For reference I'm including mfatal.pl. The code is more than ten years old. This is a product of a time when there was TV worth recording and movies you wanted to have in your collection. It aimed to be the swiss-army knife of media conversion. It is an orchestration tool. Previous versions were split up into different tasks and heavily relied on external programs to do the actual work. The combined version used ffmpeg wherever possible.

The main feature of mfatal always was the do what I mean approach. The user says I want all videos in MP4 containers. Or in .ogm containers. Or as a .ts Transport stream. The user does not have to say more. mfatal knows the supported formats for video, audio and subtitles for the supported containers. If you don't say any more it will pick a good default for the video and copy all other streams. If a format is not supported by the container, it will convert it automatically. If you pick a format that is not compatible with the container yoy want, mfatal will inform you when the run starts. The user can also write the preferred settings into a config file and just run the program with. It can do outright crazy stuff as well. Like changing the frame rate to match the length of an audio stream. And adjust the time codes of chapter marks and subtitle streams automatically. If you should be one of the two people on earth that needs that feature. That speed change adjustment feature is entirely done in the perl code, so it should still work fine whenever the playback speed is changed. By default it does not tell ffmpeg to change the speed of the audio, though.

I made sure that it is running on current PERL 5. I don't have the capacity - or the test samples - to test if each and every functionality it has still works with modern ffmpeg. If you take a glance at the help text you might get an idea why. If somebody wants to try, I also have a collection of old programs that were hard to find in 2015 that are still necessary for very esotheric functionality.

Because the code is so old the video encoding uses CPU encoding only. The top codec supported is h.264. But there are redeeming qualities if you happen to have a use case. I personally haven't had that use case for over a decade. But there might be people who do. There is a feature to override the video encoder settings, which will give you the hardware accelerated encoding if you use NVENC. Include this in your config file.

override_video_encoder    = -c:v hevc_nvenc -preset p7 -tune hq -rc constqp -qp 27

This does not work if you have to change more than the encoder part of the command line, though.

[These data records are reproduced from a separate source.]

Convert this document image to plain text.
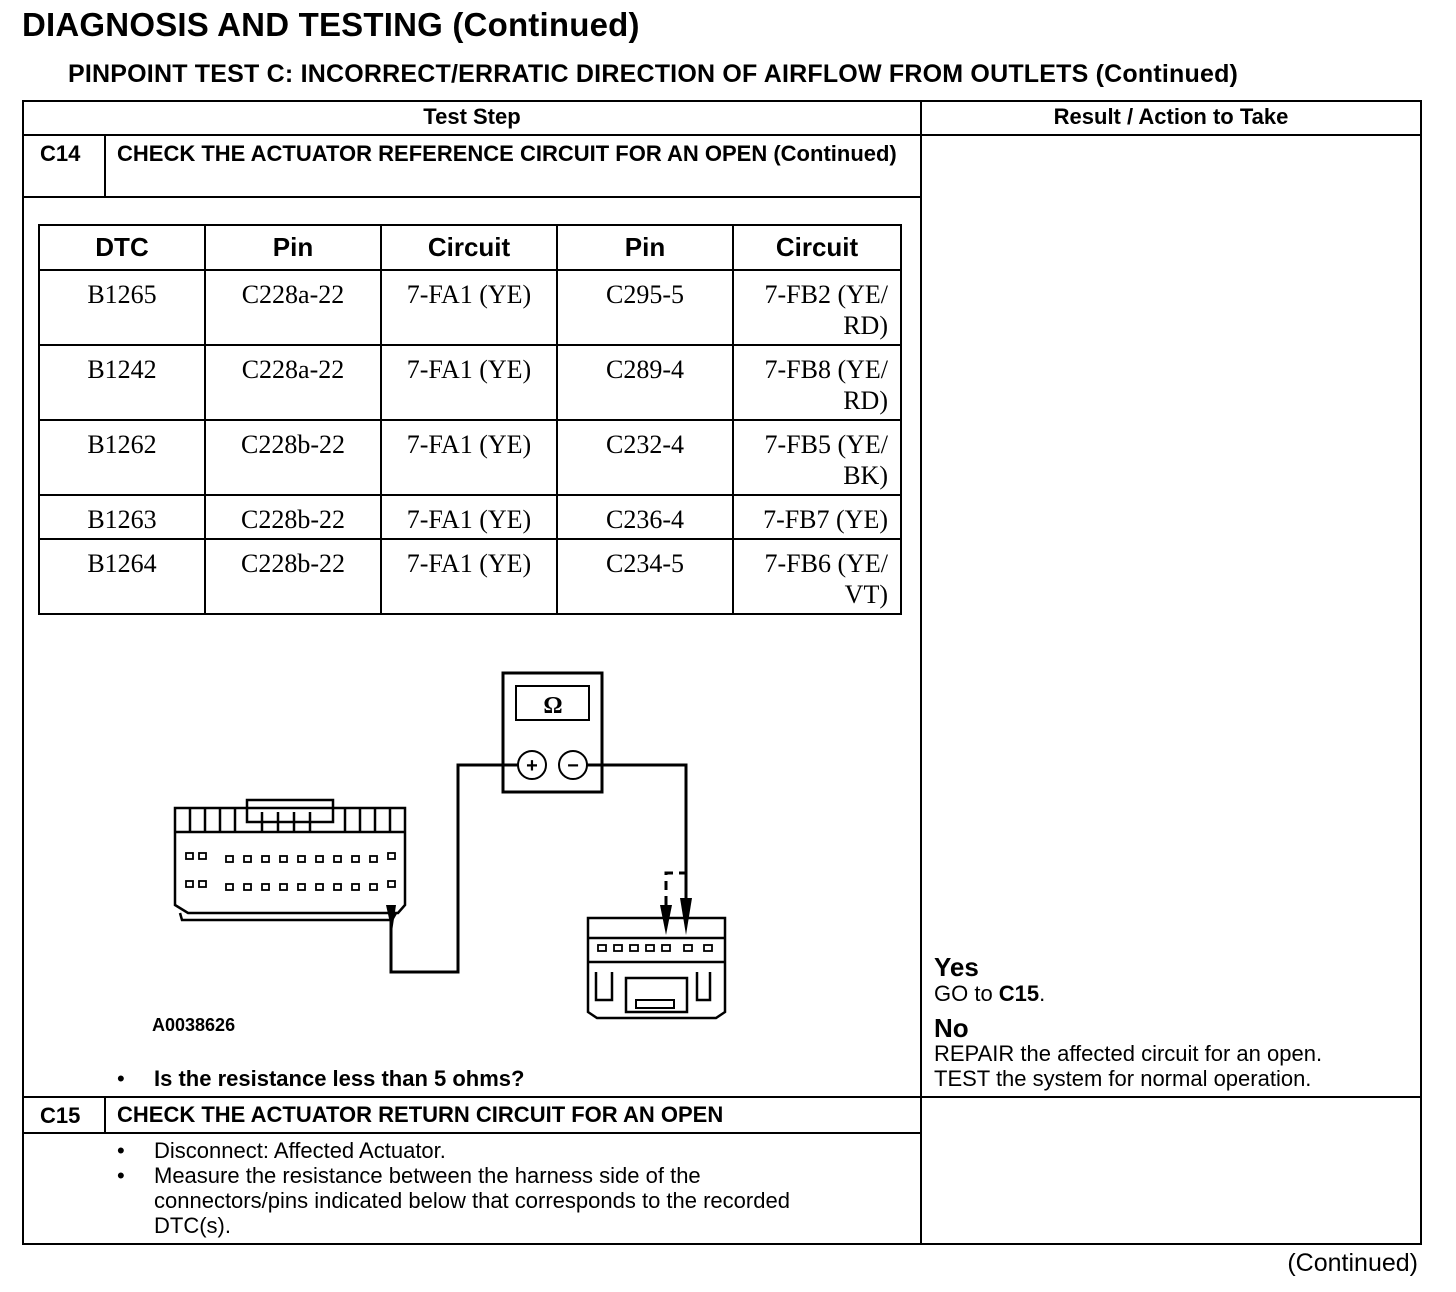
DIAGNOSIS AND TESTING (Continued)
PINPOINT TEST C: INCORRECT/ERRATIC DIRECTION OF AIRFLOW FROM OUTLETS (Continued)
Test Step	Result / Action to Take
C14 CHECK THE ACTUATOR REFERENCE CIRCUIT FOR AN OPEN (Continued)
DTC	Pin	Circuit	Pin	Circuit
B1265	C228a-22	7-FA1 (YE)	C295-5	7-FB2 (YE/ RD)
B1242	C228a-22	7-FA1 (YE)	C289-4	7-FB8 (YE/ RD)
B1262	C228b-22	7-FA1 (YE)	C232-4	7-FB5 (YE/ BK)
B1263	C228b-22	7-FA1 (YE)	C236-4	7-FB7 (YE)
B1264	C228b-22	7-FA1 (YE)	C234-5	7-FB6 (YE/ VT)
Ω
+ −
A0038626
• Is the resistance less than 5 ohms?
Yes
GO to C15.
No
REPAIR the affected circuit for an open.
TEST the system for normal operation.
C15 CHECK THE ACTUATOR RETURN CIRCUIT FOR AN OPEN
• Disconnect: Affected Actuator.
• Measure the resistance between the harness side of the connectors/pins indicated below that corresponds to the recorded DTC(s).
(Continued)
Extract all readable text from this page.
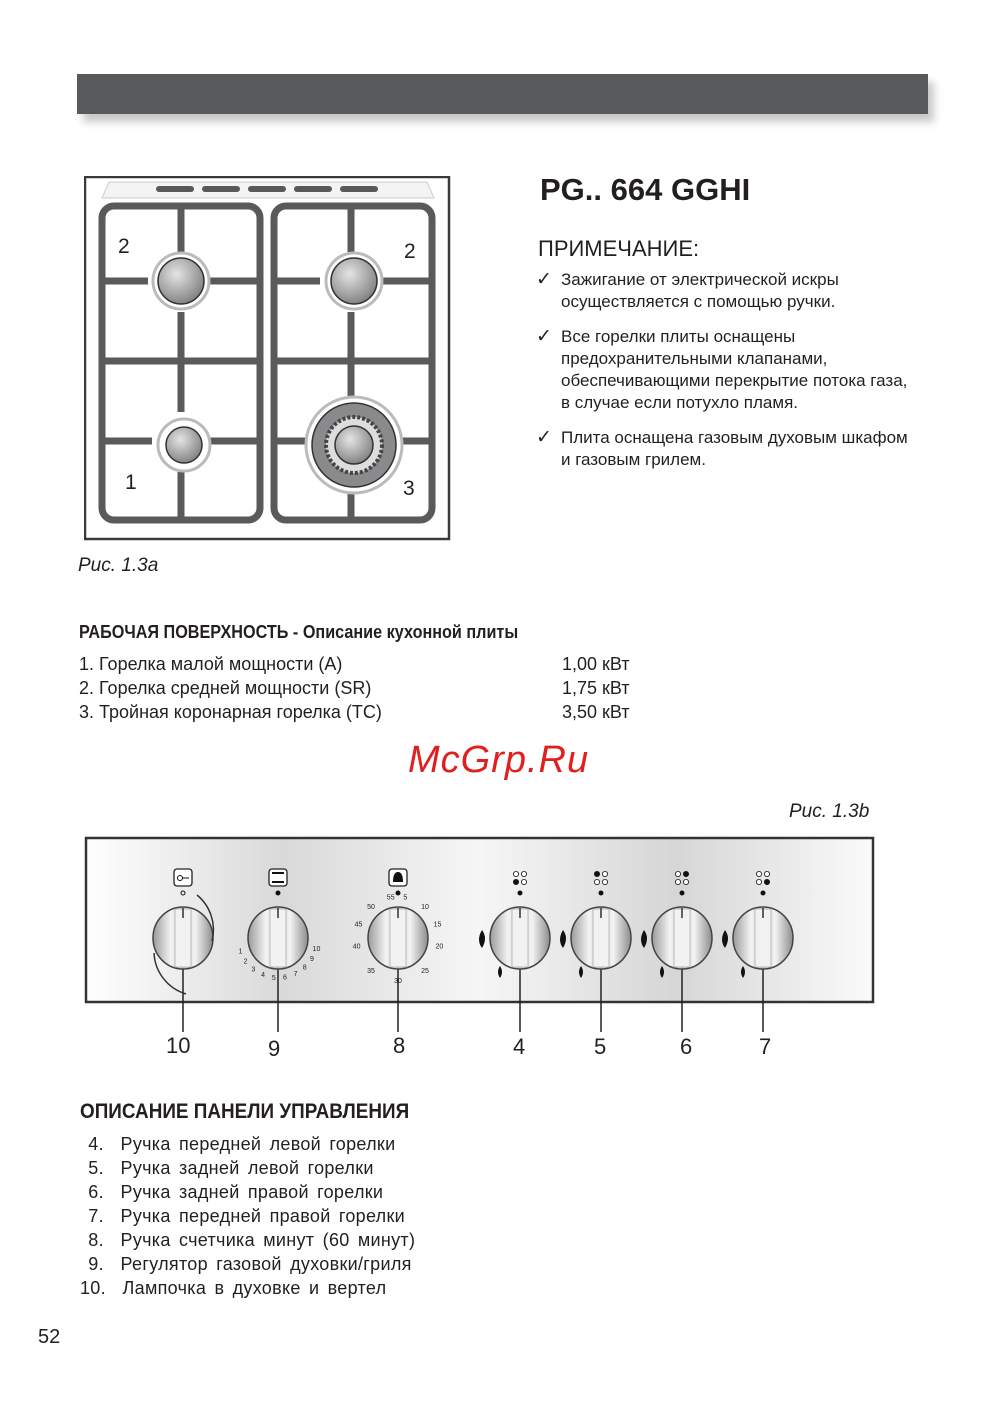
2	2
1	3
Рис. 1.3a
PG.. 664 GGHI
ПРИМЕЧАНИЕ:
✓ Зажигание от электрической искры осуществляется с помощью ручки.
✓ Все горелки плиты оснащены предохранительными клапанами, обеспечивающими перекрытие потока газа, в случае если потухло пламя.
✓ Плита оснащена газовым духовым шкафом и газовым грилем.
РАБОЧАЯ ПОВЕРХНОСТЬ - Описание кухонной плиты
1. Горелка малой мощности (A)	1,00 кВт
2. Горелка средней мощности (SR)	1,75 кВт
3. Тройная коронарная горелка (TC)	3,50 кВт
McGrp.Ru
Рис. 1.3b
1
2
3
4 5 6 7
8
9
10
55 5
50	10
45	15
40	20
35	25
30
10	9	8	4	5	6	7
ОПИСАНИЕ ПАНЕЛИ УПРАВЛЕНИЯ
4.  Ручка передней левой горелки
5.  Ручка задней левой горелки
6.  Ручка задней правой горелки
7.  Ручка передней правой горелки
8.  Ручка счетчика минут (60 минут)
9.  Регулятор газовой духовки/гриля
10.  Лампочка в духовке и вертел
52
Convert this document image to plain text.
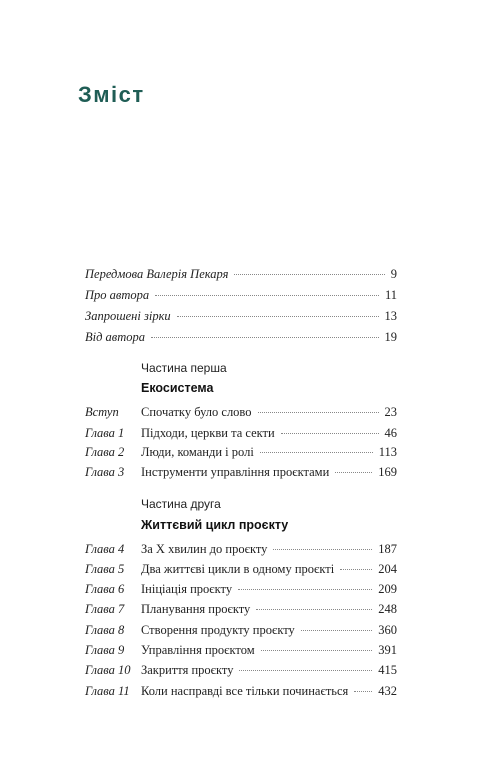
Зміст
Передмова Валерія Пекаря	9
Про автора	11
Запрошені зірки	13
Від автора	19
Частина перша
Екосистема
Вступ	Спочатку було слово	23
Глава 1	Підходи, церкви та секти	46
Глава 2	Люди, команди і ролі	113
Глава 3	Інструменти управління проєктами	169
Частина друга
Життєвий цикл проєкту
Глава 4	За Х хвилин до проєкту	187
Глава 5	Два життєві цикли в одному проєкті	204
Глава 6	Ініціація проєкту	209
Глава 7	Планування проєкту	248
Глава 8	Створення продукту проєкту	360
Глава 9	Управління проєктом	391
Глава 10 Закриття проєкту	415
Глава 11 Коли насправді все тільки починається 432
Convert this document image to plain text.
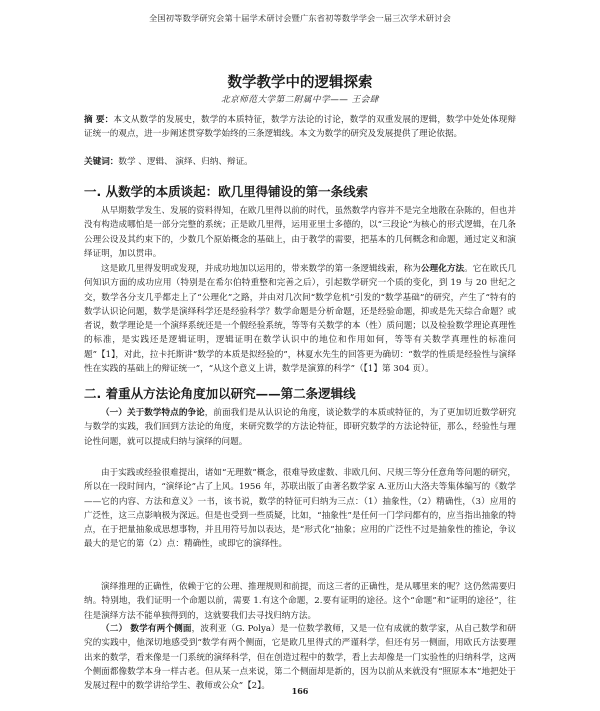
全国初等数学研究会第十届学术研讨会暨广东省初等数学学会一届三次学术研讨会
数学教学中的逻辑探索
北京师范大学第二附属中学—— 王会肆
摘 要：本文从数学的发展史，数学的本质特征，数学方法论的讨论，数学的双重发展的逻辑，数学中处处体现辩证统一的观点，进一步阐述贯穿数学始终的三条逻辑线。本文为数学的研究及发展提供了理论依据。
关键词：数学 、逻辑、 演绎、归纳、辩证。
一. 从数学的本质谈起：欧几里得铺设的第一条线索
从早期数学发生、发展的资料得知，在欧几里得以前的时代，虽然数学内容并不是完全地散在杂陈的，但也并没有构造成哪怕是一部分完整的系统；正是欧几里得，运用亚里士多德的，以“三段论”为核心的形式逻辑，在几条公理公设及其约束下的，少数几个原始概念的基础上，由于教学的需要，把基本的几何概念和命题，通过定义和演绎证明，加以贯串。
这是欧几里得发明或发现，并成功地加以运用的，带来数学的第一条逻辑线索，称为公理化方法。它在欧氏几何知识方面的成功应用（特别是在希尔伯特重整和完善之后），引起数学研究一个质的变化，到 19 与 20 世纪之交，数学各分支几乎都走上了“公理化”之路，并由对几次间“数学危机”引发的“数学基础”的研究，产生了“特有的数学认识论问题，数学是演绎科学还是经验科学？数学命题是分析命题，还是经验命题，抑或是先天综合命题？或者说，数学理论是一个演绎系统还是一个假经验系统，等等有关数学的本（性）质问题；以及检验数学理论真理性的标准，是实践还是逻辑证明，逻辑证明在数学认识中的地位和作用如何，等等有关数学真理性的标准问题”【1】，对此，拉卡托斯讲“数学的本质是拟经验的”，林夏水先生的回答更为确切：“数学的性质是经验性与演绎性在实践的基础上的辩证统一”，“从这个意义上讲，数学是演算的科学”（【1】第 304 页）。
二. 着重从方法论角度加以研究——第二条逻辑线
（一）关于数学特点的争论，前面我们是从认识论的角度，谈论数学的本质或特征的，为了更加切近数学研究与数学的实践，我们回到方法论的角度，来研究数学的方法论特征，即研究数学的方法论特征，那么，经验性与理论性问题，就可以提成归纳与演绎的问题。
由于实践或经验很难提出，诸如“无理数”概念，很难导致虚数、非欧几何、尺规三等分任意角等问题的研究，所以在一段时间内，“演绎论”占了上风。1956 年，苏联出版了由著名数学家 A.亚历山大洛夫等集体编写的《数学——它的内容、方法和意义》一书，该书说，数学的特征可归纳为三点：（1）抽象性，（2）精确性，（3）应用的广泛性，这三点影响极为深远。但是也受到一些质疑，比如，“抽象性”是任何一门学问都有的，应当指出抽象的特点，在于把量抽象成思想事物，并且用符号加以表达，是“形式化”抽象；应用的广泛性不过是抽象性的推论，争议最大的是它的第（2）点：精确性，或即它的演绎性。
演绎推理的正确性，依赖于它的公理、推理规则和前提，而这三者的正确性，是从哪里来的呢？这仍然需要归纳。特别地，我们证明一个命题以前，需要 1.有这个命题，2.要有证明的途径。这个“命题”和“证明的途径”，往往是演绎方法不能单独得到的，这就要我们去寻找归纳方法。
（二） 数学有两个侧面，波利亚（G. Polya）是一位数学教师，又是一位有成就的数学家，从自己数学和研究的实践中，他深切地感受到“数学有两个侧面，它是欧几里得式的严谨科学，但还有另一侧面，用欧氏方法要理出来的数学，看来像是一门系统的演绎科学，但在创造过程中的数学，看上去却像是一门实验性的归纳科学，这两个侧面都像数学本身一样古老。但从某一点来说，第二个侧面却是新的，因为以前从来就没有“照原本本”地把处于发展过程中的数学讲给学生、教师或公众”【2】。	166
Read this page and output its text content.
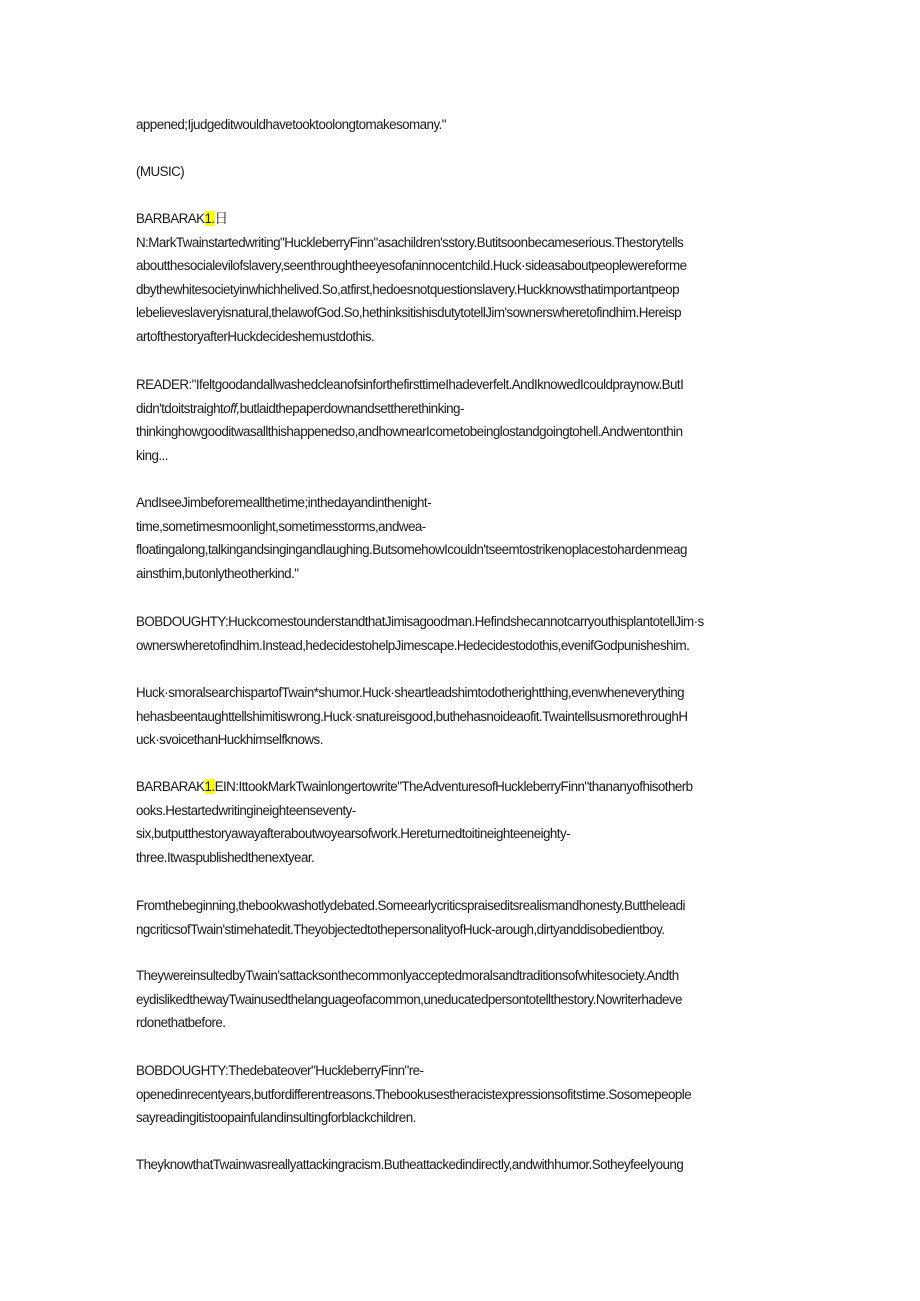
appened;Ijudgeditwouldhavetooktoolongtomakesomany."
(MUSIC)
BARBARAK1.日
N:MarkTwainstartedwriting"HuckleberryFinn"asachildren'sstory.Butitsoonbecameserious.Thestorytells
aboutthesocialevilofslavery,seenthroughtheeyesofaninnocentchild.Huck·sideasaboutpeoplewereforme
dbythewhitesocietyinwhichhelived.So,atfirst,hedoesnotquestionslavery.Huckknowsthatimportantpeop
lebelieveslaveryisnatural,thelawofGod.So,hethinksitishisdutytotellJim'sownerswheretofindhim.Hereisp
artofthestoryafterHuckdecideshemustdothis.
READER:"IfeltgoodandallwashedcleanofsinforthefirsttimeIhadeverfelt.AndIknowedIcouldpraynow.ButI
didn'tdoitstraightoff,butlaidthepaperdownandsettherethinking-
thinkinghowgooditwasallthishappenedso,andhownearIcometobeinglostandgoingtohell.Andwentonthin
king...
AndIseeJimbeforemeallthetime;inthedayandinthenight-
time,sometimesmoonlight,sometimesstorms,andwea-
floatingalong,talkingandsingingandlaughing.ButsomehowIcouldn'tseemtostrikenoplacestohardenmeag
ainsthim,butonlytheotherkind."
BOBDOUGHTY:HuckcomestounderstandthatJimisagoodman.HefindshecannotcarryouthisplantotellJim·s
ownerswheretofindhim.Instead,hedecidestohelpJimescape.Hedecidestodothis,evenifGodpunisheshim.
Huck·smoralsearchispartofTwain*shumor.Huck·sheartleadshimtodotherightthing,evenwheneverything
hehasbeentaughttellshimitiswrong.Huck·snatureisgood,buthehasnoideaofit.TwaintellsusmorethroughH
uck·svoicethanHuckhimselfknows.
BARBARAK1.EIN:IttookMarkTwainlongertowrite"TheAdventuresofHuckleberryFinn"thananyofhisotherb
ooks.Hestartedwritingineighteenseventy-
six,butputthestoryawayafteraboutwoyearsofwork.Hereturnedtoitineighteeneighty-
three.Itwaspublishedthenextyear.
Fromthebeginning,thebookwashotlydebated.Someearlycriticspraiseditsrealismandhonesty.Buttheleadi
ngcriticsofTwain'stimehatedit.TheyobjectedtothepersonalityofHuck-arough,dirtyanddisobedientboy.
TheywereinsultedbyTwain'sattacksonthecommonlyacceptedmoralsandtraditionsofwhitesociety.Andth
eydislikedthewayTwainusedthelanguageofacommon,uneducatedpersontotellthestory.Nowriterhadeve
rdonethatbefore.
BOBDOUGHTY:Thedebateover"HuckleberryFinn"re-
openedinrecentyears,butfordifferentreasons.Thebookusestheracistexpressionsofitstime.Sosomepeople
sayreadingitistoopainfulandinsultingforblackchildren.
TheyknowthatTwainwasreallyattackingracism.Butheattackedindirectly,andwithhumor.Sotheyfeelyoung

If you have a use-case and want perfect batch capability and sane defaults, mfatal is your best bet. You can point it to a directory with media in different format and tell it to convert everything to the same parameters. And it will do so, even if the job takes months.

I would not use the CPU video conversion, nowadays, though. ARC and NVENC are good enough in my opinion. At least for a private archive of videos. I could not test AMF for quality or speed. It should be quick to add the hardware accelerated encoding command lines from the modern scripts into the code. They make encoding parameters so much easier. Just set an average quality and let it rip through gigabytes of your video. ffmpeg can be told to just copy all other streams. But if you want ffmpeg to do specific things to streams - of different languages, of different encoding, of different number of channels, ... - the ffmpeg command line gets complicated quickly. I found out how to do all the things, immortalized it into code and immediately forgot all about it. Things like this are meant to be automatically generated. Because they work if they are and usually you do a sequence of trial and error if you do it by hand.